Scaling and Monitoring HVR Hub and Agent Resources on AWS
This section provides information on scaling resources available to HVR Hub and/or integrate agent on AWS and monitoring HVR Hub disk space and integrate agent resources utilization on AWS.
Scaling Resources Available to HVR Hub and/or Integrate Agent on AWS
The HVR hub requires storage for $HVR_CONFIG, a repository database and an HVR installation. With proper configuration of the repository database in terms of frequent purging of the hvr_stats tables and maintaining the hvr_users tables, not much variability can be expected in the HVR hub storage needs. In the case of an EC2 instance on which an HVR Agent (integrate) is running, storage utilization can be impacted by the size of the burst tables and the number of operations per burst cycle.
Like most stateless services that run on Amazon EC2 instances, scaling can be achieved using Amazon Elastic Load Balancer. This allows the HVR hub to automatically connect to a different stateless agent should the agent or server on which it runs become unavailable. In case the HVR hub or HVR agent installed on an Amazon EC2 instance shows high disk usage either through a third-party monitoring solution or using Amazon CloudWatch (see below), uninterrupted replication can be achieved through elastic scaling of EBS volumes as described here.
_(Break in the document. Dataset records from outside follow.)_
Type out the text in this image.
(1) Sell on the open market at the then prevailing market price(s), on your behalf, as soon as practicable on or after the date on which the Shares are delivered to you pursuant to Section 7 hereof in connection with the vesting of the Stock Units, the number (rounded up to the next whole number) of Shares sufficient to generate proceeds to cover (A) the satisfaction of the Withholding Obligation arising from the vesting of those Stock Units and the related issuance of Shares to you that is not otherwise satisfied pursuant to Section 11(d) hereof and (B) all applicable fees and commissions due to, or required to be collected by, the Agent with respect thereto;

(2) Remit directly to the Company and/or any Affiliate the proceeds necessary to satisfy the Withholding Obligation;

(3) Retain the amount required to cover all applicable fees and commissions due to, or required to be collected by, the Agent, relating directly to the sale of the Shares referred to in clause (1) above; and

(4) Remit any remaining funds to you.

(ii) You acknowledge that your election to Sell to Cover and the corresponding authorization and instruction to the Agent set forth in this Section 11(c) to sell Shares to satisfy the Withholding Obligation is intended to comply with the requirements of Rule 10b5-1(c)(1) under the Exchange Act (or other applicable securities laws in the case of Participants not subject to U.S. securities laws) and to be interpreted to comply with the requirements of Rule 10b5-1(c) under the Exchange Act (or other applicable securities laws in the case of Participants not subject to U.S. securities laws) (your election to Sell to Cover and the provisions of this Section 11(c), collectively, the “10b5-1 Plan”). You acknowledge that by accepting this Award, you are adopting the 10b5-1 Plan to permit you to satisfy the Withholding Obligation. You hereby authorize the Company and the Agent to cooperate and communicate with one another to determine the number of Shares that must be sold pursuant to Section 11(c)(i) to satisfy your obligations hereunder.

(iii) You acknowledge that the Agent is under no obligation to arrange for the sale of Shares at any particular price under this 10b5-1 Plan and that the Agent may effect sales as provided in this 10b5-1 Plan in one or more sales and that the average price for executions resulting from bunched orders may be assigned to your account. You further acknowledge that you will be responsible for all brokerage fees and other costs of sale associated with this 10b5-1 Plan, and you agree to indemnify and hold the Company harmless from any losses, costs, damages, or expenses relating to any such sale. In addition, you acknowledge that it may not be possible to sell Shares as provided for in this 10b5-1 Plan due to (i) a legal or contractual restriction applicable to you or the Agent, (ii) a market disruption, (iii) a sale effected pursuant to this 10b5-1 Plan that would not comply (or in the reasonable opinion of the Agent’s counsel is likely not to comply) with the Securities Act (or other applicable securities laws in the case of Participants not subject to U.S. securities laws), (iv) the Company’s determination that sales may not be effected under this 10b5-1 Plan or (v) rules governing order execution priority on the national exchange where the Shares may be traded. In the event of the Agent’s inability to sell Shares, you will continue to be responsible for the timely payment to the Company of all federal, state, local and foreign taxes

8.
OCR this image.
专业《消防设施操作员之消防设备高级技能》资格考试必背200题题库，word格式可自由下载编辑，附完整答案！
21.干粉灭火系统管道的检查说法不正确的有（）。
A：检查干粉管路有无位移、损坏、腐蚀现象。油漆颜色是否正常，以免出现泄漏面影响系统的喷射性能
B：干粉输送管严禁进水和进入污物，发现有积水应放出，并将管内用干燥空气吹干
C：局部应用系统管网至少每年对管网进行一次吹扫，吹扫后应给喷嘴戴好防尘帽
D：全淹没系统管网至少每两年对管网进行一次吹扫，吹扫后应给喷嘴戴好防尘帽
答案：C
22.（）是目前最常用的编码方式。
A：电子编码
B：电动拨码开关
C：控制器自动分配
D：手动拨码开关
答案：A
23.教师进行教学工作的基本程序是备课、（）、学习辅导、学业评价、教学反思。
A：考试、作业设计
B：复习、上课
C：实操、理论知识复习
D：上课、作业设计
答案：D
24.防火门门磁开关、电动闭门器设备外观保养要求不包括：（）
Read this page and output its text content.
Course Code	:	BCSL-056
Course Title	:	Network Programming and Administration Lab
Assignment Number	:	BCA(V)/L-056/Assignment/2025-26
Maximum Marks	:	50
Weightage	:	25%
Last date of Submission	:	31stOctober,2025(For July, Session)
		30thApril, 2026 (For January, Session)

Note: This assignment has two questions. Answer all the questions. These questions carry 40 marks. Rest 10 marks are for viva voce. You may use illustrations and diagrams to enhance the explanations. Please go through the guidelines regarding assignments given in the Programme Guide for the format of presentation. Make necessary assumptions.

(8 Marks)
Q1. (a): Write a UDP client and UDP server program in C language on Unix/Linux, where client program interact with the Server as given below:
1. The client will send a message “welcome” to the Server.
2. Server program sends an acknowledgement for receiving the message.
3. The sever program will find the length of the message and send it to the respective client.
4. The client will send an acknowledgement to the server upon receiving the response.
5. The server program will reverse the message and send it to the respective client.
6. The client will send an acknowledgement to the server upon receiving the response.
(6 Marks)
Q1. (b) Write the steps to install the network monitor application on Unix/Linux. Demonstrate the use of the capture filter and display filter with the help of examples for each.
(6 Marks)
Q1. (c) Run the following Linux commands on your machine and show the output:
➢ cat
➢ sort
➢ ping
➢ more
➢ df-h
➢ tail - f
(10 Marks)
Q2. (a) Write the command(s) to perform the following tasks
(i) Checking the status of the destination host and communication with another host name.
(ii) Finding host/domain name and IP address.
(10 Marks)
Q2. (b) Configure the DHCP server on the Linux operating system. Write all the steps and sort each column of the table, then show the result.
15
After increasing the volume, you need to extend the volume's file system to make use of the new storage capacity. For more information, see Extending a Linux File System After Resizing a Volume or Extending a Windows File System After Resizing a Volume.
If your EBS volumes were attached to the EC2 instance, on which the HVR hub is installed, before November 3, 2016, 23:40 UTC, please note that there is no real way to achieve uninterrupted on-demand scaling. See AWS documentation corresponding to this scenario.
In HVR, the data replication location is identified by a DNS entry/IP address. When this location points to an ELB, then multiple EC2 edge nodes, or edge nodes of variable sizes, can be allocated without any change to the definitions in HVR. This provides the ability to dynamically adjust resources available on the edge nodes.
Note that the scaling is not currently automated out-of-the-box.
Because the HVR integrate agents are stateless and one agent can handle multiple connections to one or more target locations, load balancers can be used to help scale parallel processing for bulk loads and continuous data streaming. For example, if you are planning to onboard new source systems feeding a data lake in AWS, you can register new target instances to your Amazon Elastic Load Balancer. In addition, Amazon Auto Scaling Groups could be added to use new EC2 instances running an HVR agent based on CloudWatch Agent alarms detecting CPU or memory at 90% capacity.
Monitoring HVR Hub Disk Space Utilization on AWS
When the HVR hub is deployed in AWS on an EC2 instance, Amazon Elastic Block Store (Amazon EBS) sends data points to CloudWatch for several metrics. Amazon EBS General Purpose SSD (gp2), Throughput Optimized HDD (st1) , Cold HDD (sc1), and Magnetic (standard) volumes automatically send five-minute metrics to CloudWatch. Provisioned IOPS SSD (io1) volumes automatically send one-minute metrics to CloudWatch. Therefore, using monitoring services like CloudWatch (Viewing Information about an Amazon EBS Volume) and integrating with the Amazon SNS messaging allows the users to work under optimal storage conditions.
Monitoring Integrate Agent Resources on AWS
Integration with services like Amazon CloudWatch for the EC2 instance on which the HVR agent is deployed can provide guidance to DBAs. Services like Amazon CloudWatch can monitor both on-premise and cloud-based servers in integrated monitoring modules. Refer to the list of available metrics to monitor on servers.
Since the resource usage is highly variable for the integrate agent, monitoring and analyzing patterns in CPU/memory utilization should help determine if a larger EC2 instance is required or if ELB are better choices to keep up the real-time replication needs of the AWS customers.